History of Othello
The origin of Othello is not known.
There is not any proof of rumours
that Othello arose from an old Chinese game called "Fan Mian"
(claimed in E. O. Harbin, "Games of Many Nations", Abingdon Press, 1954).
Lewis Waterman and John W. Mollett (both of London, England) both marketed
games with similar rules in 1880. Mollett's game was called Annexation and
was played on a cross-shaped board. Waterman's game was called Reversi
and played on the familiar 8x8 square board. It is unclear whose version came
first, but Waterman's board and name are in use today. Walter H. Peel wrote
a book, Handbook of Reversi, published by Waterman's firm Jacques
and Sons in London 1888, and this book was reprinted in various guises
over the next decade.
Reversi differs from Othello in two respects.

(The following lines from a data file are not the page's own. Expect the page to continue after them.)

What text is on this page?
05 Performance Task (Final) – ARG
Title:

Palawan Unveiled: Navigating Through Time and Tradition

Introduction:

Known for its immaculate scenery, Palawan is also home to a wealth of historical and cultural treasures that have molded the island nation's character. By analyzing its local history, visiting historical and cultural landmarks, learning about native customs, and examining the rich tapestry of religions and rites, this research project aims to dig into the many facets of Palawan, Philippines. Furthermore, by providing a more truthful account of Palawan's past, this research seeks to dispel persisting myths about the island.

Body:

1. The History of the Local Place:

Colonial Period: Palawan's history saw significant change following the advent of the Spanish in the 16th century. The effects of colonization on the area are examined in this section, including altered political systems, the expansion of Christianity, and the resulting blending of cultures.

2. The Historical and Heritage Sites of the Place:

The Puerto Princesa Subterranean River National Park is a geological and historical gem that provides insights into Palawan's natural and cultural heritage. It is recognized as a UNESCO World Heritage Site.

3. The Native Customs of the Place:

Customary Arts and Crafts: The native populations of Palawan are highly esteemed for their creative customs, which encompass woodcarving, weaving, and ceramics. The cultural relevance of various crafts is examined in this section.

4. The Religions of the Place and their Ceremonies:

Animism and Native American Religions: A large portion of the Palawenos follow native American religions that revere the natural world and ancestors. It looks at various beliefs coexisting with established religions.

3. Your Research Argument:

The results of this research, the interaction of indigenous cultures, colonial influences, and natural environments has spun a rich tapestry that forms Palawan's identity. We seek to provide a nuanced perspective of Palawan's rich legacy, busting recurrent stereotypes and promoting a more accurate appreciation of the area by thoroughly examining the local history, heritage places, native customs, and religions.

The modern rules of Othello were invented by Goro Hasegawa
In Reversi, the board starts empty, and in each of the first two turns each player plays a stone of his
own colour in one of the centre four squares. In Othello,
this is done for you, eliminating one of the
starting configurations of Reversi.
If you are unable to play at Reversi, you miss your turn.
However, once someone has used up all 32 of his discs,
the person with discs left gets to play all of the last moves.